Internet, un câblage du monde très physique

Mais Internet, c’est d’abord un monde enfoui, peu connu, de câbles et de connexions physiques. C’est ce qu’Andrew Blum a découvert quand un écureuil avait mâché « son Internet » — petit événement qui l’a poussé à découvrir le monde physique d’Internet. Qu’a-t-il trouvé ? Des câbles, beaucoup de câbles, et des techniciens qui sont des passionnés de câbles et des connexions. Il en parle très bien d’ailleurs, ici et ici. Et si cela vous intéresse, son livre, « Tubes —Behind the Scenes at the Internet » vaut certainement la peine. C’est un monde de câbles jaunes, qui sortent de la terre à un certain nombre d’endroits et qui se répandent partout sur terre (enfin, presque partout). Blum décrit les douze endroits les plus importants, où les différents réseaux sont interconnectés. Il nous fait découvrir les hommes dont le seul souci est de garder intactes les connexions — bien oui, en le lisant, j’ai l’image d’un monde presque sans femmes….

Source image : Pixabay

Ce qui est drôle, c’est quand il parle d’Internet aux Pays-Bas. D’abord, il décrit la fameuse AMS-IX qui est le grand tube qui sert de port d’entrée pour une large partie des fournisseurs de l’Europe de l’Ouest (et dont j’ai parlé ici). Mais ce qu’il ajoute est presque plus intéressant : il décrit comment les bureaux et personnels qui travaille à ce lieu fonctionnent : « Là où les installations d’échange à Francfurt montraient un caractère poli, AMS-IX semblait de prospérer sur la base d’un caractère informel, mais bien pensé, une philosophie qui était visible dans les bureaux qui se trouvèrent dans un ensemble de maisons identiques proche de la vieille ville. (…) Il y avait une ambiance simple et accueillante, presque intime (“homeyness”) dans les locaux du AMS-IX que je n’avais rencontré nulle part ailleurs dans les endroits d’Internet. Plutôt que d’imaginer le réseau comme domaine des théories conspirationnelles et d’une infrastructure cachée, les lieux incarnaient un esprit de transparence et de responsabilité individuelle. Et il s’est révélé que ce sentiment était prolongé dans l’infrastructure physique ».

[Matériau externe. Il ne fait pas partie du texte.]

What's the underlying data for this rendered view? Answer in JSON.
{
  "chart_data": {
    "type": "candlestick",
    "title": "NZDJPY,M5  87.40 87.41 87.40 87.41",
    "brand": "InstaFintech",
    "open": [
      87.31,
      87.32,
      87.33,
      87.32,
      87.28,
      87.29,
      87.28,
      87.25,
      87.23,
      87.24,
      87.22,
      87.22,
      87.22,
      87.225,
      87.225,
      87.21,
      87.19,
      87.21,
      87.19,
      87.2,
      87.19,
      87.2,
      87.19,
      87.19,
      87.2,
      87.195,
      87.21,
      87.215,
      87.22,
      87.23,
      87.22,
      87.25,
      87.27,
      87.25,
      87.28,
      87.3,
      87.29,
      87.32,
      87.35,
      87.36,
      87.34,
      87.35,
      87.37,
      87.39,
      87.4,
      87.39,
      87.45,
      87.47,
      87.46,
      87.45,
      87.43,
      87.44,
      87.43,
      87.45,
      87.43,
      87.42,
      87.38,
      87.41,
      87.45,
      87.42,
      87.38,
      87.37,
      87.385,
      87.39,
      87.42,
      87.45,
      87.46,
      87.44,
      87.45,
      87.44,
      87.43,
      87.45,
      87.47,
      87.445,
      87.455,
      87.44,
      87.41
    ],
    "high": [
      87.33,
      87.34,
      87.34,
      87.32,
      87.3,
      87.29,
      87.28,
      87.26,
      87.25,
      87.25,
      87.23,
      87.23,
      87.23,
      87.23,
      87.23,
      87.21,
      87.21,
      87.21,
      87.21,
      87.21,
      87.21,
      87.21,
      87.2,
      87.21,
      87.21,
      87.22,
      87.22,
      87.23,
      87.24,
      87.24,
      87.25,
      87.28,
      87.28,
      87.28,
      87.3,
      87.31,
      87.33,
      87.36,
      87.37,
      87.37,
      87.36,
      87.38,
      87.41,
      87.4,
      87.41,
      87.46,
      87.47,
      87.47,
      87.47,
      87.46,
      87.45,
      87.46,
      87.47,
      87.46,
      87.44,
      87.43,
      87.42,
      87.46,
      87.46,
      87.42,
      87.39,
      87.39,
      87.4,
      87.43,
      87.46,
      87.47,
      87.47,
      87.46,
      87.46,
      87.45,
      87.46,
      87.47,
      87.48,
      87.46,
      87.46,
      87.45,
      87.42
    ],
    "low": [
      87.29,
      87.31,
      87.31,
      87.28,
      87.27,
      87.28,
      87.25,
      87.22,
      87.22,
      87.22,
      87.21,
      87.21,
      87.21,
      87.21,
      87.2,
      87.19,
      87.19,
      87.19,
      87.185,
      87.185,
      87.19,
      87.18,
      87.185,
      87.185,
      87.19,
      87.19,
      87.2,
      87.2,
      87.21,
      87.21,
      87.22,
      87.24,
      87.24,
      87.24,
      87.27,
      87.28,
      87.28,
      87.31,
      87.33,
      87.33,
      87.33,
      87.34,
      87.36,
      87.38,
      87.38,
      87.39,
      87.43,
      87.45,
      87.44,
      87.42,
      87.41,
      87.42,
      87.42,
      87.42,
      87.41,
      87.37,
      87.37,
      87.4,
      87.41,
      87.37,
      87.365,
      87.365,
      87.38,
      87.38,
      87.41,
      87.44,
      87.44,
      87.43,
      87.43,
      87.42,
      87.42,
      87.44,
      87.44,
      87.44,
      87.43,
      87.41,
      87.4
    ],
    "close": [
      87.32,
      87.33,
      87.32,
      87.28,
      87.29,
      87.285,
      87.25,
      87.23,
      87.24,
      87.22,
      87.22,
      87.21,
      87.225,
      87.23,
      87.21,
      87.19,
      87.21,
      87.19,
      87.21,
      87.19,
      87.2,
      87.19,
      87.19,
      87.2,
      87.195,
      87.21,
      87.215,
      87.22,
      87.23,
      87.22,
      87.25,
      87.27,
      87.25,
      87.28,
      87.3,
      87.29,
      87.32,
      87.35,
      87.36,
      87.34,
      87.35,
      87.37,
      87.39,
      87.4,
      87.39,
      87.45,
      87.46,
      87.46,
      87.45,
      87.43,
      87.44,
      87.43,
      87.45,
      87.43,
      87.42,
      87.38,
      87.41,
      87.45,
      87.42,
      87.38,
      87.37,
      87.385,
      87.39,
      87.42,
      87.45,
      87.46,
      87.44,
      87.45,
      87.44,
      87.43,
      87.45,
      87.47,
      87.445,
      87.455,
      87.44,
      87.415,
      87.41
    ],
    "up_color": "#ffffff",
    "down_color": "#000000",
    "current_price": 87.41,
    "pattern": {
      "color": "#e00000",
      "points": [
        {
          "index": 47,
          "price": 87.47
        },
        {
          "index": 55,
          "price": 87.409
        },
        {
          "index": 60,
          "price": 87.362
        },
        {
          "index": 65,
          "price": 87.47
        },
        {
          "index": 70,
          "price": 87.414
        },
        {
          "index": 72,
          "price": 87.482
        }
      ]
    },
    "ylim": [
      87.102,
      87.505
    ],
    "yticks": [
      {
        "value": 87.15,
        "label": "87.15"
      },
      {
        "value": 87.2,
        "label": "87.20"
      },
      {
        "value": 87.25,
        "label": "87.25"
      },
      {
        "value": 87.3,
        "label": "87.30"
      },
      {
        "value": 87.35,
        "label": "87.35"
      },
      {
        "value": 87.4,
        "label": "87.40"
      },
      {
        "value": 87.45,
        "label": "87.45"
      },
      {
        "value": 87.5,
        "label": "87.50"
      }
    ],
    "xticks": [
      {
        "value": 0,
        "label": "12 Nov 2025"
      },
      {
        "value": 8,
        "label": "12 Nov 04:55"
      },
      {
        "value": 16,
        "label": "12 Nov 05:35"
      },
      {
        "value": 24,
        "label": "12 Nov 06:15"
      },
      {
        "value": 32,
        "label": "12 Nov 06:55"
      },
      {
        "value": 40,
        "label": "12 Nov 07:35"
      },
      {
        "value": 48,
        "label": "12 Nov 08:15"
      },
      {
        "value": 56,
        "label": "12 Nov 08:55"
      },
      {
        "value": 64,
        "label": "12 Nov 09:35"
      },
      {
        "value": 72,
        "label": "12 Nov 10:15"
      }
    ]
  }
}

Je pense que cette phrase illustre parfaitement bien mes racines néerlandaises.

Et l’homme tira le câble sur la terre…

Il existe donc un vaste réseau, qui est constitué de plusieurs réseaux qui se regroupent dans ces douze centres. Imaginez-vous d’énormes bâtiments, sans le bling-bling qui colle à l’image de startup de la Silicon Valley. Puisque ces bâtiments, ils sont sans étiquette, de bunkers géants dans des endroits isolés : c’est là où les connexions qui font notre bonheur sont maintenues. Internet, c’est donc aussi un énorme enjeu foncier, qui se passe le plus discrètement possible. Pour avoir une idée de ces lieux physiques d’Internet, regardez ces superbes photos, qui dévoilent ces lieux qui connectent toutes nos vies.

 

Source image : https://www.youtube.com/watch?v=QfpNpQMYp8M&t=160s

Blum montre aussi l’arrivée d’un câble sous-marin sur une côte : un autre moment qui témoigne de cette dimension physique. Ici, pas d’hommes en jeans et baskets devant leurs ordinateurs, pas de lieux high tech ou des « open spaces » dans lesquelles s’amusent les jeunes pousses des start-up. Là où les câbles sortent de la mer, il y a d’abord un homme qui sort de l’eau avec un fil, auquel est attaché un câble qui sort véritablement de l’océan. Ensuite, il y a des techniciens qui ressemblent plus à des ouvriers de plateformes pétrolières en mer, ou peut-être aux ouvriers dans le bâtiment. C’est le côté d’Internet qui me fascine, car il y a cette dimension extrêmement physique, qui nous ramène à la terre et à la mer — et non pas aux « ondes » dans l’air.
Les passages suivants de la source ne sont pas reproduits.